Título: A faca e o queijo na mão
Autor: Amir Khair
Fonte: O Estado de São Paulo, 21/01/2006, Economia & Negócios, p. B2

Atendendo reivindicação antiga da classe média, ao final de 2004, o governo federal editou a Medida Provisória 232 (MP 232), que corrigia em 10% a Tabela do Imposto de Renda da Pessoa Física. Para compensar a perda de arrecadação que esta medida acarretaria, criava nesta mesma MP uma tributação adicional sobre os prestadores de serviços. Face a reação decorrente, só foi efetuada a correção da Tabela do Imposto de Renda, sob o risco de perda de arrecadação.

Encerrado 2005, constatou-se que essa arrecadação deverá crescer 8% acima da inflação medida pelo IPCA. A razão está no aumento do emprego formal e da massa salarial ocorrido no ano passado.

Em breve deverá ocorrer nova decisão sobre a Tabela do Imposto de Renda, pretendendo o governo federal corrigi-la em 7%. As centrais sindicais reivindicam 10%. Como neste ano as previsões são de um crescimento superior ao de 2005, com maior geração de emprego e de massa salarial, podemos esperar crescimento do Imposto de Renda sobre o trabalho acima da inflação, mesmo com uma correção de 10% novamente.

No último mandato do governo FHC ocorreu elevação das alíquotas da Cofins, PIS e CPMF e a carga tributária passou de 29,7% do PIB em 1998 para 35,6% em 2002, com crescimento de 5,9 pontos porcentuais, que foi a maior elevação registrada na história do País. Com as arrecadações tributárias realizadas até novembro é possível prever para 2005 que a carga tributária poderá ficar acima de 37%. Para que o governo cumpra o objetivo de não elevar mais a carga tributária são necessárias novas e fortes desonerações tributárias, além das já anunciadas e aprovadas.

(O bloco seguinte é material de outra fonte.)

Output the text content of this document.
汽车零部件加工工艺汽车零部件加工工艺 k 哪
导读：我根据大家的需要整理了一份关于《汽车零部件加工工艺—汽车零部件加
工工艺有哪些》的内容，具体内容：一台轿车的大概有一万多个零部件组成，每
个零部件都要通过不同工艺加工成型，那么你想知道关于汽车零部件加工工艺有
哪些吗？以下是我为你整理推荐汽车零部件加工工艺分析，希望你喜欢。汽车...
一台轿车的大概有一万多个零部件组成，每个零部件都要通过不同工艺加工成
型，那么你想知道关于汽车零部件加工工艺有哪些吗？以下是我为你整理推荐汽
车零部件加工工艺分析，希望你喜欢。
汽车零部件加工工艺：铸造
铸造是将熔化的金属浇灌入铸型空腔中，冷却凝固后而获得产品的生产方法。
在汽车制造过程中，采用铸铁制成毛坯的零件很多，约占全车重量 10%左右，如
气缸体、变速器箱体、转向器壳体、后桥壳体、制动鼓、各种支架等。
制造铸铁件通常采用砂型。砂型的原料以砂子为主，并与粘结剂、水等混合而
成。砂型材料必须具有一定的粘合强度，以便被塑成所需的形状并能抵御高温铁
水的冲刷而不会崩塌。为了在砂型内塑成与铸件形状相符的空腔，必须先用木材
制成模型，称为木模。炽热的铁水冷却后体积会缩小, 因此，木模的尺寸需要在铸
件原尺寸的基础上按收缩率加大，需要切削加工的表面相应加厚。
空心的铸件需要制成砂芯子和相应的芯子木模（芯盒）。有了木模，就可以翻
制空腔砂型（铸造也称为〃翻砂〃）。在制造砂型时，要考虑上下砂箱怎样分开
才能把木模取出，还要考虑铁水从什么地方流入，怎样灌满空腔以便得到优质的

Embora não esteja na pauta das discussões, o governo federal poderia reduzir 2 pontos porcentuais na alíquota do INSS dos empregados e dos empregadores. Cálculos preliminares indicam uma aparente perda de arrecadação de R$ 4 bilhões. Como as estimativas não consideram a arrecadação adicional que pode advir pela maior atividade econômica e pela menor informalidade, é bem provável que a arrecadação federal em seu conjunto cresça, pois, nessa hipótese, atinge favoravelmente todos os tributos, inclusive os estaduais e municipais.

As vantagens da desoneração do INSS são significativas: aumenta o salário líquido de todos e não apenas do número mais reduzido beneficiado com a correção da Tabela do Imposto de Renda; reduz o custo de mão-de-obra das empresas formais; amplia a demanda com reflexos imediatos no crescimento econômico; reduz a carga tributária; amplia o emprego formal; reduz as despesas de pessoal dos municípios que têm 37% de servidores celetistas; e melhora a competitividade de nossas empresas. Os resultados servirão para efetuar novas desonerações nas alíquotas do INSS.

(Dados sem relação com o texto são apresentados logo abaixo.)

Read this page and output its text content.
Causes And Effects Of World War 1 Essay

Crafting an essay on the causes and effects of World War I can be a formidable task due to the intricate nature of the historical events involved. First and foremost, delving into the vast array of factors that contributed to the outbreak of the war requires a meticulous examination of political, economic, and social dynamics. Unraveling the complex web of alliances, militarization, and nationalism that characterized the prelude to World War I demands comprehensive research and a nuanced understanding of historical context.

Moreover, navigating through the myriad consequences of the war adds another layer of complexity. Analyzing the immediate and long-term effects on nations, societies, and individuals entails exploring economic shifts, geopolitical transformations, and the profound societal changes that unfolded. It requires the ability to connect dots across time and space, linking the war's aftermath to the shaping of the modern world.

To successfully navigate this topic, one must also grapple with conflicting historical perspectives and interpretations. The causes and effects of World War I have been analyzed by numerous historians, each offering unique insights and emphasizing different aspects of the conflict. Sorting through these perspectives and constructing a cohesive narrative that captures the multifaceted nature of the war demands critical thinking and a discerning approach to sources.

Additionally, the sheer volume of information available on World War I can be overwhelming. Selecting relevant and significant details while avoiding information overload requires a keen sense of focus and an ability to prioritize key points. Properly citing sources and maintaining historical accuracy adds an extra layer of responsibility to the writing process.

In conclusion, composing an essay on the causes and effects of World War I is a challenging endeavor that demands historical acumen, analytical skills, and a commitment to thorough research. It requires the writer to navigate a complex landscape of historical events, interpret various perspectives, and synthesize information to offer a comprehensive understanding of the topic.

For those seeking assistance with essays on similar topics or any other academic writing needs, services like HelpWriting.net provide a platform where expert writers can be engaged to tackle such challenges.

Além da diminuição nas alíquotas do INSS, o governo poderia reduzir em 7% as alíquotas das contribuições, passando a Cofins de 7,6% para 7,1%, o PIS de 1,65% para 1,50% e a CPMF de 0,38% para 0,35%. Estes tributos fazem parte integrante dos preços dos bens e serviços e suas reduções contribuirão para baixar a inflação e não implicarão perda de arrecadação, pois ajudam a viabilizar o crescimento econômico e a redução da inadimplência e da informalidade.

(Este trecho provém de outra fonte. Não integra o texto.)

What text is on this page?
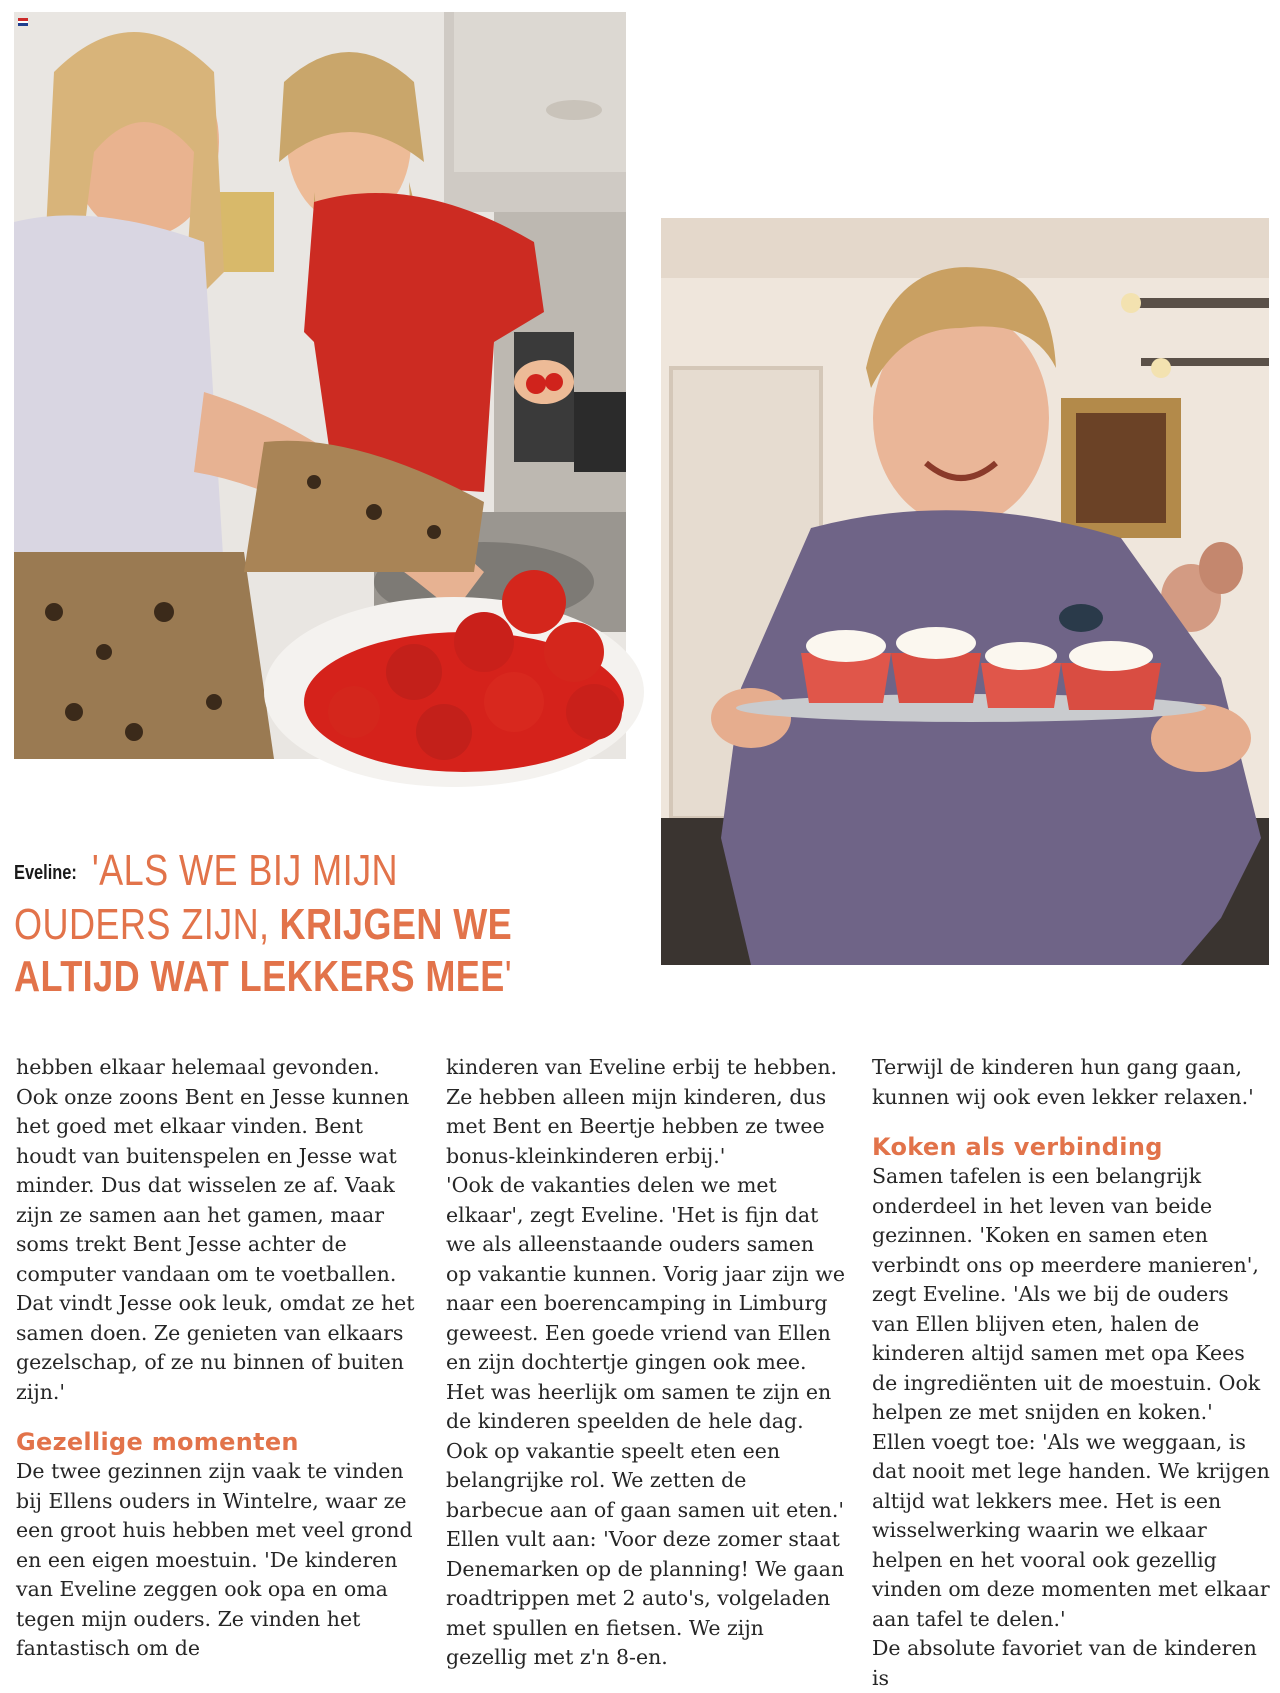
Eveline: 'ALS WE BIJ MIJN OUDERS ZIJN, KRIJGEN WE ALTIJD WAT LEKKERS MEE'

hebben elkaar helemaal gevonden. Ook onze zoons Bent en Jesse kunnen het goed met elkaar vinden. Bent houdt van buitenspelen en Jesse wat minder. Dus dat wisselen ze af. Vaak zijn ze samen aan het gamen, maar soms trekt Bent Jesse achter de computer vandaan om te voetballen. Dat vindt Jesse ook leuk, omdat ze het samen doen. Ze genieten van elkaars gezelschap, of ze nu binnen of buiten zijn.'

Gezellige momenten

De twee gezinnen zijn vaak te vinden bij Ellens ouders in Wintelre, waar ze een groot huis hebben met veel grond en een eigen moestuin. 'De kinderen van Eveline zeggen ook opa en oma tegen mijn ouders. Ze vinden het fantastisch om de

kinderen van Eveline erbij te hebben. Ze hebben alleen mijn kinderen, dus met Bent en Beertje hebben ze twee bonus-kleinkinderen erbij.'

'Ook de vakanties delen we met elkaar', zegt Eveline. 'Het is fijn dat we als alleenstaande ouders samen op vakantie kunnen. Vorig jaar zijn we naar een boerencamping in Limburg geweest. Een goede vriend van Ellen en zijn dochtertje gingen ook mee. Het was heerlijk om samen te zijn en de kinderen speelden de hele dag. Ook op vakantie speelt eten een belangrijke rol. We zetten de barbecue aan of gaan samen uit eten.' Ellen vult aan: 'Voor deze zomer staat Denemarken op de planning! We gaan roadtrippen met 2 auto's, volgeladen met spullen en fietsen. We zijn gezellig met z'n 8-en.

Terwijl de kinderen hun gang gaan, kunnen wij ook even lekker relaxen.'

Koken als verbinding

Samen tafelen is een belangrijk onderdeel in het leven van beide gezinnen. 'Koken en samen eten verbindt ons op meerdere manieren', zegt Eveline. 'Als we bij de ouders van Ellen blijven eten, halen de kinderen altijd samen met opa Kees de ingrediënten uit de moestuin. Ook helpen ze met snijden en koken.' Ellen voegt toe: 'Als we weggaan, is dat nooit met lege handen. We krijgen altijd wat lekkers mee. Het is een wisselwerking waarin we elkaar helpen en het vooral ook gezellig vinden om deze momenten met elkaar aan tafel te delen.'

De absolute favoriet van de kinderen is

Pelo lado das despesas a Previdência Social vai ter suas contas melhoradas neste ano, apesar do aumento real do salário mínimo. O censo dos aposentados indica que o número de beneficiários que compareceu até agora à rede bancária para atualizar os dados é muito inferior ao esperado inicialmente - cerca de 45% ainda não se apresentaram. Bancos responsáveis pela operação estimam que, ao término do processo, as despesas da Previdência estarão reduzidas em cerca de R$ 20 bilhões, equivalentes a 1% do PIB ou um terço do déficit previdenciário. O Ministério da Previdência deve se pronunciar sobre a provável economia somente em março.

O ajuste do setor público brasileiro já permite aumento do crescimento econômico, com manutenção das receitas reais, corte de gastos e de carga tributária, mantendo-se o compromisso do equilíbrio fiscal, com redução da relação dívida/PIB - objetivo final do saneamento das contas públicas. O governo tem a faca e o queijo na mão: é só usá-los.